C'est la solution qui a été évoquée par Mme Geneviève Beraud-Suberville, Présidente de la commission du commerce extérieur, du développement durable, de l'emploi et de la formation de l'Assemblée des Français de l'étranger. Cette reconnaissance des entreprises françaises leur permettrait d'être répertoriées, et enregistrées auprès des ambassades et consulats ainsi que des organismes d'accompagnement à l'export et aux entreprises. Cette labellisation serait confiée à un comité local « situé autour de l'ambassade ou du consulat, qui intégrerait ces organismes (CCI, Business France, clubs d'affaires...) et qui travaillerait à partir d'un cahier des charges, tout en ayant une marge décisionnaire en fonction de la situation, notamment juridique locale.
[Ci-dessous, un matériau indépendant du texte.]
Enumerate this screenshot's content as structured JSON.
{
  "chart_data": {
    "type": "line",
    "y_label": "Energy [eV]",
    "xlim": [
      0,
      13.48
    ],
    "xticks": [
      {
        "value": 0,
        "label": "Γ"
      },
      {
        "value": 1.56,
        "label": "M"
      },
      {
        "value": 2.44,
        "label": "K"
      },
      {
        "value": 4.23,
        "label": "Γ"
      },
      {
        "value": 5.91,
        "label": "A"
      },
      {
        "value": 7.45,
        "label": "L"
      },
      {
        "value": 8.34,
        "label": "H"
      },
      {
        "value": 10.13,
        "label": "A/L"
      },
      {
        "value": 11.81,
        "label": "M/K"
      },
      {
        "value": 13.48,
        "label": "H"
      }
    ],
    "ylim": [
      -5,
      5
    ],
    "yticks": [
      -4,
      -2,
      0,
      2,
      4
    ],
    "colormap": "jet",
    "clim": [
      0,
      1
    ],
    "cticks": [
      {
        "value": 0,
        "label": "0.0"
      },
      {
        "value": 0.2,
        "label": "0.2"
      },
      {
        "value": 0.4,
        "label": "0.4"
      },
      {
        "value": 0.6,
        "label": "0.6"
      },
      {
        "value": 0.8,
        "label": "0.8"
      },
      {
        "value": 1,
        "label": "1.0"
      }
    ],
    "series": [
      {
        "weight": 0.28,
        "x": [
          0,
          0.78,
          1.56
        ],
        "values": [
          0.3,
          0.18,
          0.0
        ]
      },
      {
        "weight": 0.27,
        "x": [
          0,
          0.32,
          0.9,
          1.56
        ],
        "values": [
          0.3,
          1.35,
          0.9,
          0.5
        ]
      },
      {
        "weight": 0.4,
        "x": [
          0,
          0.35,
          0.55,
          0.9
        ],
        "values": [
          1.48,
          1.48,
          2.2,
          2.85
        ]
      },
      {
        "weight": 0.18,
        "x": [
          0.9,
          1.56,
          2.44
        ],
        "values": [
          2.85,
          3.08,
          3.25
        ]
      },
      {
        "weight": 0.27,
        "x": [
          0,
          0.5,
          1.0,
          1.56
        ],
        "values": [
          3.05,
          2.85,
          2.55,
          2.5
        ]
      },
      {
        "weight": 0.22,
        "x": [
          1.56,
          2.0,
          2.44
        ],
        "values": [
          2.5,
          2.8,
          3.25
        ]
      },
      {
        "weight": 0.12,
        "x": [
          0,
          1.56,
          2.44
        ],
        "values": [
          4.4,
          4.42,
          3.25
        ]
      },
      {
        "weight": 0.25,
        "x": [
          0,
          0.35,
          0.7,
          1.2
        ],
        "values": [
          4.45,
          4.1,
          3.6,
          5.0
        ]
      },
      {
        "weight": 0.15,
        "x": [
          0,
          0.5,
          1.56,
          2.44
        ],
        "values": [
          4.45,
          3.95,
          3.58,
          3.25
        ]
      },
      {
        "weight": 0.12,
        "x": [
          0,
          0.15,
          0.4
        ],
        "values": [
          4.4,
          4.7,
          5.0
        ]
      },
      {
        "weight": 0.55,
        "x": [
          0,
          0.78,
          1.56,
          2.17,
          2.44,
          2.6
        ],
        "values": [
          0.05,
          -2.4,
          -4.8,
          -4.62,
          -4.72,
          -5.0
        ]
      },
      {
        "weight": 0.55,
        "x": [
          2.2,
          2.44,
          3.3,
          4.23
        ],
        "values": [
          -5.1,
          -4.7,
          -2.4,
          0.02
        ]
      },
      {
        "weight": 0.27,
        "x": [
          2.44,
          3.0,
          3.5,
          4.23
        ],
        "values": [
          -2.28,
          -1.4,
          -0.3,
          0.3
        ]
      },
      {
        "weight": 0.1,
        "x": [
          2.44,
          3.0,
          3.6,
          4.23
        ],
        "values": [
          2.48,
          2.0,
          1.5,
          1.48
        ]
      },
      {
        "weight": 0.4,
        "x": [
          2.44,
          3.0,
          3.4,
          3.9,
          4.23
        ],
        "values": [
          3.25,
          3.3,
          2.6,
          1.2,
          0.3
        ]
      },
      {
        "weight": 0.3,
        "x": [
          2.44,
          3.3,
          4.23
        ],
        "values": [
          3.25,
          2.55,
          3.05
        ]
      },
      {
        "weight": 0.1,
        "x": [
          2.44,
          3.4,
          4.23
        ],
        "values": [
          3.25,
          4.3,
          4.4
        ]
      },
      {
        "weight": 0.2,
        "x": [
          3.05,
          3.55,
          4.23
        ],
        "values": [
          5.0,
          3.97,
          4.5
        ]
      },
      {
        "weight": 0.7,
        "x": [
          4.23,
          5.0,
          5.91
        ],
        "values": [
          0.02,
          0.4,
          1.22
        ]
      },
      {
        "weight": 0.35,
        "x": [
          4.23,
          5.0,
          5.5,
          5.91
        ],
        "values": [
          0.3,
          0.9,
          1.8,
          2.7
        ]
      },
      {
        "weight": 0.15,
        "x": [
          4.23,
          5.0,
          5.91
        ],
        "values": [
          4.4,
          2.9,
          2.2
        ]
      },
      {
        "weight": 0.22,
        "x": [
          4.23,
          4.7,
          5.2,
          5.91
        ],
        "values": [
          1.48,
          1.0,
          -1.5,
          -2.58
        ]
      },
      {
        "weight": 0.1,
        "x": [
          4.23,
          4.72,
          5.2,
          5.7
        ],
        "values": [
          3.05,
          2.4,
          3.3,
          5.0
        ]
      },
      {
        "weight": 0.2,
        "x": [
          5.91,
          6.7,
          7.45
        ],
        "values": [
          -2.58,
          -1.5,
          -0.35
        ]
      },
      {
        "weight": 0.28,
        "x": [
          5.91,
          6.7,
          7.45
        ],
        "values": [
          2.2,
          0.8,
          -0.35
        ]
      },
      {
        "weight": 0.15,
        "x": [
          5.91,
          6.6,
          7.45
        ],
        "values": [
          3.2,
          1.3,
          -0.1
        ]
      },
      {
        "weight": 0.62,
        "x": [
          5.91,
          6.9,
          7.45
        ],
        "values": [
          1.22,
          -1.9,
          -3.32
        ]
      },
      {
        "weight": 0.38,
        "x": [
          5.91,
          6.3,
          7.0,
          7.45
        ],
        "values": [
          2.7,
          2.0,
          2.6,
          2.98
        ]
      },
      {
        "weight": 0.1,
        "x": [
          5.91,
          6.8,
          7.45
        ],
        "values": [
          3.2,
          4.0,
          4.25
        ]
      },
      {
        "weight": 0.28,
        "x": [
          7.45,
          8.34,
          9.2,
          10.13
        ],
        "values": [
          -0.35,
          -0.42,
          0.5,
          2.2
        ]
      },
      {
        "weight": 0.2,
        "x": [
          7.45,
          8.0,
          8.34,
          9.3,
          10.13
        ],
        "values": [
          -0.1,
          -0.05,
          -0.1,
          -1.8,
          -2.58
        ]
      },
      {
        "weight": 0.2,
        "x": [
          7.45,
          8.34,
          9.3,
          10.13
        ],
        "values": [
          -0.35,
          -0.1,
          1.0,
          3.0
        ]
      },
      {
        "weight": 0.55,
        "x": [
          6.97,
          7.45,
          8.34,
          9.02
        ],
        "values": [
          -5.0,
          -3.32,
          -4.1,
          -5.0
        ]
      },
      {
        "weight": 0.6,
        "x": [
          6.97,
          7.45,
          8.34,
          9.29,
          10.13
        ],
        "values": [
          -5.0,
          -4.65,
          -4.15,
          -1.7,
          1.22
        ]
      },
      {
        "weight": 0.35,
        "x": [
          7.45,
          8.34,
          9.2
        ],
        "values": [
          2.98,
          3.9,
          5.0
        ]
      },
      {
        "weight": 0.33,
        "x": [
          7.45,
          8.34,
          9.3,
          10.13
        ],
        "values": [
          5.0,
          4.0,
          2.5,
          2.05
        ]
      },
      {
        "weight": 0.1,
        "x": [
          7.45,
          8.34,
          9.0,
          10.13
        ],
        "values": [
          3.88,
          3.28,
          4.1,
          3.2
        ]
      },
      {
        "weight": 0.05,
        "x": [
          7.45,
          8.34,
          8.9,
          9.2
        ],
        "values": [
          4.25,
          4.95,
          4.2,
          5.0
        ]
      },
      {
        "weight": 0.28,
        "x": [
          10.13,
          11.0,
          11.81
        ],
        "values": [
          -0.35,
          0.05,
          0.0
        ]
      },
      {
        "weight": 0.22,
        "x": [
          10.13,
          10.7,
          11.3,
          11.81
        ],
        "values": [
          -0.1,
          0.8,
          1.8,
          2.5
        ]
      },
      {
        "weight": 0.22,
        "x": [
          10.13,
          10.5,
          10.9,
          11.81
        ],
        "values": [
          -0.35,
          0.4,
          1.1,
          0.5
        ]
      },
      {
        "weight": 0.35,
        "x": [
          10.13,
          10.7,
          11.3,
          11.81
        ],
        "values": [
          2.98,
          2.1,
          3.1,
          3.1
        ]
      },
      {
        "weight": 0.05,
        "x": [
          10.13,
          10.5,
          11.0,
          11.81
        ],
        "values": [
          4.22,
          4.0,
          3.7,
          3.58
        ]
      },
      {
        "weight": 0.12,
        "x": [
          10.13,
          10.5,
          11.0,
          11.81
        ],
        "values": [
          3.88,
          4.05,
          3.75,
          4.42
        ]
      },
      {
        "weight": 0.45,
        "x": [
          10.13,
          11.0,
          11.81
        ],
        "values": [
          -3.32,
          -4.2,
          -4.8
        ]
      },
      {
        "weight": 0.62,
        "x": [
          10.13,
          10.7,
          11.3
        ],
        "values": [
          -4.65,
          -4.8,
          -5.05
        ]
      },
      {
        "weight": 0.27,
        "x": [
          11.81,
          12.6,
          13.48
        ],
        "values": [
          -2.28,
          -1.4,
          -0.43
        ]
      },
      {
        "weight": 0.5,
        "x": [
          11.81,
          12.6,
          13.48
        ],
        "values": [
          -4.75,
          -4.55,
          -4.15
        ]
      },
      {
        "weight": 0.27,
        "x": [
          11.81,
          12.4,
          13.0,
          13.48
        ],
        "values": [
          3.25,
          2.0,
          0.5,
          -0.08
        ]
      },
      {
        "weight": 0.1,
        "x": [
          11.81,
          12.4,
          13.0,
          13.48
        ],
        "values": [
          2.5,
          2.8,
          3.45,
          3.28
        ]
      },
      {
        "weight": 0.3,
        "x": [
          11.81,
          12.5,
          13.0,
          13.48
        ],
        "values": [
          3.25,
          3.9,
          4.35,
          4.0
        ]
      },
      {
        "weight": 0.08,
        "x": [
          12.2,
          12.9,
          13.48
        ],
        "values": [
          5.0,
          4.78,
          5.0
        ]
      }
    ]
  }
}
Notre commission a demandé que les conseillers des Français de l'étranger soient membres de droit de ces comités ».

Pour M. Renaud Bentégeat, Président de CCI France International, ce serait un « net progrès ». Pour lui, « les CCE, CCIFI et représentants de l'administration devraient se retrouver dans cette démarche » de reconnaissance de l'entreprise française à l'étranger.

Proposition 2 : confier à un « comité d'identification des EFE », placé sous la responsabilité des services économiques des ambassades, et constitué de toutes les parties prenantes du commerce extérieur, le soin de recenser localement les entreprises françaises de au vu de la méthodologie élaborée par le Conseil national de l'information statistique (CNIS).

3. Développer les études comparatives des politiques de nos principaux partenaires commerciaux

Lors de la table-ronde du 26 novembre 2020 organisée par la Délégation aux entreprises du Sénat, M. Gabriel Cumenge, sous-directeur Financement international des entreprises de la Direction Générale du Trésor (DGT) au ministère de l'Economie et des Finances, a annoncé que « les résultats d'une première enquête sur l'existence de dispositifs comparables dans les autres pays européens » seraient attendus pour la fin du mois de décembre.

La Délégation aux entreprises du Sénat a effectué, avec l'aide des services économiques des ambassades dans les pays qui sont nos principaux partenaires commerciaux, un recensement rapide des dispositifs d'aide existants.

Il convient de pérenniser ce travail de veille.

Proposition 3 : pérenniser le travail de veille des dispositifs d'aides de nos principaux partenaires commerciaux à leurs propres ressortissants implantés à l'étranger.


* 9 Voir les articles L. 561-2-2,L. 561-46 à L. 561-50, R. 561-1 à R. 561-3etR. 561-55 à R. 561-63 du code monétaire et financier.

* 10 « FRIBS : un nouveau cadre commun pour les statistiques d'entreprises européennes » Christel Colin, directrice des statistiques d'entreprises, INSEE, Courrier des statistiques, N3, décembre 2019.